15 thoughts on “Sub-2007 Pricing for a Luxury Two-Bedroom Pad”
  1. Even the property’s website can’t get it right. It says it features “3 beds, 3 bedrooms”. Also almost $2800 HOA’s, ouch!

  2. If this is one of the most desirable St. Regis floorplans, I’d sure hate to see an undesirable one. On the plus side, however, is the abundance of wall space upon which to hang artworks.

    1. This is a pretty unremarkable unit. Fewer rooms and less space and charm than my unit in an early 20th century duplex, but at more than 2x the price. Yes, location and views are worth something, but what exactly makes this worth two and a half million plus an obscene amount of monthly HOA?

    1. See the comment above from “Noe Resident”, although the listing on Red Fin says the HOA fees are $2,687/month. The same listing says that the estimated value of the property is $2,477,786, so take that into consideration.

      Compare these HOA fees to the approx. $2,800 per month demanded at the Ritz-Carlton Residences on Market Street.

  3. Wonder if, post-Covid, a high-end 2BR home without a proper den/office space is functionally obsolescent.

  4. Rick Ackerman (Rick’s pics) speculated real estate will drop 25%. Others are positing higher numbers which I don’t think will come to pass in SF. Who knows for sure – a 15% drop in SF is a “reasonable bet”. Given the situation today – which may change tomorrow. All told the owners probably did OK. We will only know for sure in hindsight.

  5. Wow, 8% under 2007 pricing! A week ago, we were looking at 2014, and this is just getting started. What a collapse! Congrats to the seller’s agent for selling anything right now.

    That building is particularly attractive due to the insane levels of security and elaborately decorated and maintained common areas, butler, 24/7 concierge, 24/7 in-room dining, indoor pool, fitness center, yoga room, steam room, sauna, & terrace: a big step up from the one doorman/small gym with a couple of machines you get for $1000/month at other places, and those monthly HOA fees are very reasonable for what you get.

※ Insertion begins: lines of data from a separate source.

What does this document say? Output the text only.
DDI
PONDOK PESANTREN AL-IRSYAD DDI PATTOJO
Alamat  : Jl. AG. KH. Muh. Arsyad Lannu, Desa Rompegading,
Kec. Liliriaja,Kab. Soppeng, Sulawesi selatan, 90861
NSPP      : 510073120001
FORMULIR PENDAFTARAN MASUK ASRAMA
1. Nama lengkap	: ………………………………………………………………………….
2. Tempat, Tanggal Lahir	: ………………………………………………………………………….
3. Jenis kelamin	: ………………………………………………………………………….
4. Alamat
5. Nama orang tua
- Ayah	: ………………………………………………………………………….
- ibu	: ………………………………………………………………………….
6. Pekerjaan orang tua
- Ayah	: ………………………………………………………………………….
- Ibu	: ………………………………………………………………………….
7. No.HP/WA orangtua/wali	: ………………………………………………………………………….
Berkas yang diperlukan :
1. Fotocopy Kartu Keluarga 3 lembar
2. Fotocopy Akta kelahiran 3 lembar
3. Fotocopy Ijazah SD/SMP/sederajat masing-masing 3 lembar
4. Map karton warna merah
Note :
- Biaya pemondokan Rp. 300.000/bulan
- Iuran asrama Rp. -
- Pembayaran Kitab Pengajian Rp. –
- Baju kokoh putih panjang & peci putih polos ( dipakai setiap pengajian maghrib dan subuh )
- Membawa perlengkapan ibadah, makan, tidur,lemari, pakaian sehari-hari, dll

    Yet the loss with selling expenses and taxes and such is around $350,000.00 on a 2007 buy. Unimaginable just a few weeks ago.

    1. In some ways 2007 and 2014 are one in the same. 2007 was the peak and then the Great Recession hit and it took until 2014 to get back to the same point.

  6. That is the most mediocre apartment and so small! Clearly paying for the amenities in the building vs. a decent sized apartment.

    1. The average two-bedroom condo on the market in San Francisco currently measures closer to 1,200 square feet, which is actually 25 percent smaller than the above-average-sized unit above.